I get a variety of answers, of which the following are some examples.
“No, I think a reporter wrote the Dear Boss letter, It wouldn’t give us any clue as to who Jack would have been.”
“That all depends on the author of the Boss letter, whether it was genuine or fraudulent.”
“No I don’t think so!!”
“No more than the weir side jack tapes led to the catching of the Yorkshire ripper, I still think it was journalism selling newspapers.”
“It’s so hard to know it could’ve been him writing it to tease the rest of the population in London or it could’ve been a journalist doing it for extra publicity that could’ve been animal blood on the letter it may not of been the victims blood DNA evidence was in the store and back then so there would’ve been no way of knowing for certain it would be easy to concoct a letter imagining what he would say who knows maybe he did do it as he liked to work in the dark without anybody catching him playing his own sadistic games who’s to know.”
“Why are you so keen to find out the identity of the killer anyway? If proof ever does come to light, (which I doubt) then groups like this one will be finished.”

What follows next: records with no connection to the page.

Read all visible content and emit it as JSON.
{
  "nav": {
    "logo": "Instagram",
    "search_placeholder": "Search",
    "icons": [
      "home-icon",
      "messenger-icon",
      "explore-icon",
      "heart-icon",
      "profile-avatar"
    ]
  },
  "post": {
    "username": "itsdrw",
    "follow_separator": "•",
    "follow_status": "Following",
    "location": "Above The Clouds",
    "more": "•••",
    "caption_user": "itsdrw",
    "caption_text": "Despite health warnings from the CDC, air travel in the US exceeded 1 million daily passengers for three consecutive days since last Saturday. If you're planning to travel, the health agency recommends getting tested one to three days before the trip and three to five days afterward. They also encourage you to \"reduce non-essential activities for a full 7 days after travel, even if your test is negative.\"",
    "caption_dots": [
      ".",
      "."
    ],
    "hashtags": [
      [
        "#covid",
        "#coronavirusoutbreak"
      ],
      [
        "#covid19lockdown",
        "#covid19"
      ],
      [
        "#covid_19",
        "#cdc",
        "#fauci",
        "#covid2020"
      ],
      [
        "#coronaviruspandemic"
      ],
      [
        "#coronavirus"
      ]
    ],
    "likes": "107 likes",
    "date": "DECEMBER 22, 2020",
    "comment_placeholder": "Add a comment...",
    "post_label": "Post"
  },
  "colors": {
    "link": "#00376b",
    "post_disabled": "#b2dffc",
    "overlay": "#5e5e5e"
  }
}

“No. None of the letters give any crime scene evidence that was not already published. So no letter places the writer at the crime scene.”
“No it was fake.”
“No because if the letter writer knew the ripper’s identity he’d have screamed it from the rooftops. Or sold the information to the highest bidder.”

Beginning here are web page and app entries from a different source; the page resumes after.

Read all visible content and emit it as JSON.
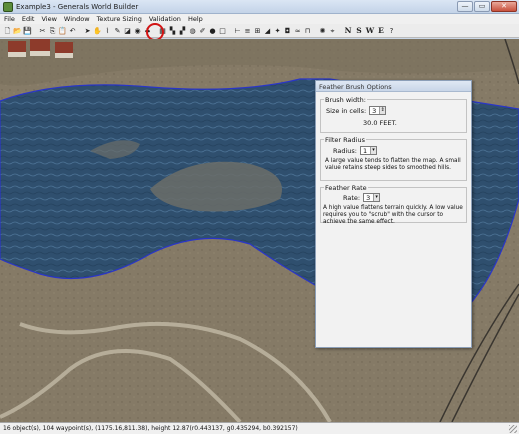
{
  "window": {
    "title": "Example3 - Generals World Builder",
    "buttons": {
      "minimize": "—",
      "maximize": "▭",
      "close": "✕"
    }
  },
  "menu": [
    "File",
    "Edit",
    "View",
    "Window",
    "Texture Sizing",
    "Validation",
    "Help"
  ],
  "toolbar": {
    "icons": [
      "new-icon",
      "open-icon",
      "save-icon",
      "sep",
      "cut-icon",
      "copy-icon",
      "paste-icon",
      "undo-icon",
      "sep",
      "pointer-icon",
      "hand-icon",
      "eyedropper-icon",
      "paint-brush-icon",
      "fill-icon",
      "feather-brush-icon",
      "grove-icon",
      "sep",
      "tile-icon",
      "checker-icon",
      "checker-alt-icon",
      "bucket-icon",
      "pen-icon",
      "dot-icon",
      "square-icon",
      "sep",
      "waypoint-icon",
      "road-icon",
      "grid-icon",
      "ramp-icon",
      "light-icon",
      "blend-icon",
      "water-icon",
      "bridge-icon",
      "sep",
      "scorch-icon",
      "camera-icon",
      "sep"
    ],
    "glyphs": {
      "new-icon": "🗋",
      "open-icon": "📂",
      "save-icon": "💾",
      "cut-icon": "✂",
      "copy-icon": "⎘",
      "paste-icon": "📋",
      "undo-icon": "↶",
      "pointer-icon": "➤",
      "hand-icon": "✋",
      "eyedropper-icon": "⌇",
      "paint-brush-icon": "✎",
      "fill-icon": "◪",
      "feather-brush-icon": "◉",
      "grove-icon": "♣",
      "tile-icon": "▦",
      "checker-icon": "▚",
      "checker-alt-icon": "▞",
      "bucket-icon": "◍",
      "pen-icon": "✐",
      "dot-icon": "●",
      "square-icon": "□",
      "waypoint-icon": "⊢",
      "road-icon": "≡",
      "grid-icon": "⊞",
      "ramp-icon": "◢",
      "light-icon": "✦",
      "blend-icon": "◘",
      "water-icon": "≈",
      "bridge-icon": "⊓",
      "scorch-icon": "✺",
      "camera-icon": "⌖"
    },
    "compass": [
      "N",
      "S",
      "W",
      "E"
    ],
    "help": "?"
  },
  "feather_panel": {
    "title": "Feather Brush Options",
    "brush_width": {
      "label": "Brush width:",
      "size_label": "Size in cells:",
      "size_value": "3",
      "feet": "30.0 FEET."
    },
    "filter_radius": {
      "label": "Filter Radius",
      "radius_label": "Radius:",
      "radius_value": "1",
      "note": "A large value tends to flatten the map. A small value retains steep sides to smoothed hills."
    },
    "feather_rate": {
      "label": "Feather Rate",
      "rate_label": "Rate:",
      "rate_value": "3",
      "note": "A high value flattens terrain quickly. A low value requires you to \"scrub\" with the cursor to achieve the same effect."
    }
  },
  "status": "16 object(s), 104 waypoint(s), (1175.16,811.38), height 12.87(r0.443137, g0.435294, b0.392157)",
  "colors": {
    "water": "#2f4f6e",
    "water_edge": "#2a35c8",
    "terrain": "#807462",
    "road": "#c2baa6",
    "panel_bg": "#f2f2f2"
  }
}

“I don’t think it’s ever going to happen. You gotta love the mystery of not knowing.”
THE WHITECHAPEL MURDERER
However, I would contend that if we did learn the name of the author of the letter, then there is no doubt in my mind that we would finally know the identity of the ripper.
Why?
Quite simply because, the letter was almost certainly written by “Jack the Ripper.”
Now, I am not saying that the author was the Whitechapel murderer. Far from it.
Indeed, I am 100% convinced that the person who wrote the infamous missive was not the same man who murdered Martha Tabram, Mary Nichols, Annie Chapman, Elizabeth Stride, Catherine Eddowes or Mary Kelly.
But, those who reply, “no, because Jack the Ripper didn’t write the letter” are, I am sorry to say, mistaken. Jack the Ripper did write the letter.
How do I know?
Because that’s the name the author signed it with!
SEPARATE FACT FROM FICTION
The point is that Jack the Ripper per se never existed. He was a fiction created by whoever it was that composed the missive. So, to refer to the murderer of those poor women in Whitechapel by that name is simply wrong.
We really do, in this case, need to separate the fact from the fiction. Jack the Ripper and the Whitechapel Murderer were two different people. One of them wrote the letter, and assumed the name; the other carried out the Whitechapel atrocities and his name is still not known.
So if we were able, and this is highly unlikely now, to find out for certain who it was that wrote the letter, then we would almost certainly know who Jack the Ripper was, because that was the pseudonym adopted by the author of the epistle.
WE SHOULD SEPARATE THE TWO
The problem for is today is that the fictitious name has become so ubiquitous that it is almost impossible to separate it from the unknown miscreant who carried out the brutal and barbarous crimes.
And, in consequence, people are so focused on the murderers name actually having been “Jack the Ripper” that they tend to forget that we are dealing with two different people, and so they blithely and sagely spout out the time-seasoned mantra, when asked if we would know Jack the Ripper’s identity were we to solve the mystery of who it was that wrote the letter – “no, because the person who wrote the letter was not the murderer, or similar sentiments.
Of course, the point that those who make such statements miss is that they have contradicted themselves in the answer, and have acknowledged that the author of the letter was not the killer and was, therefore, Jack the Ripper!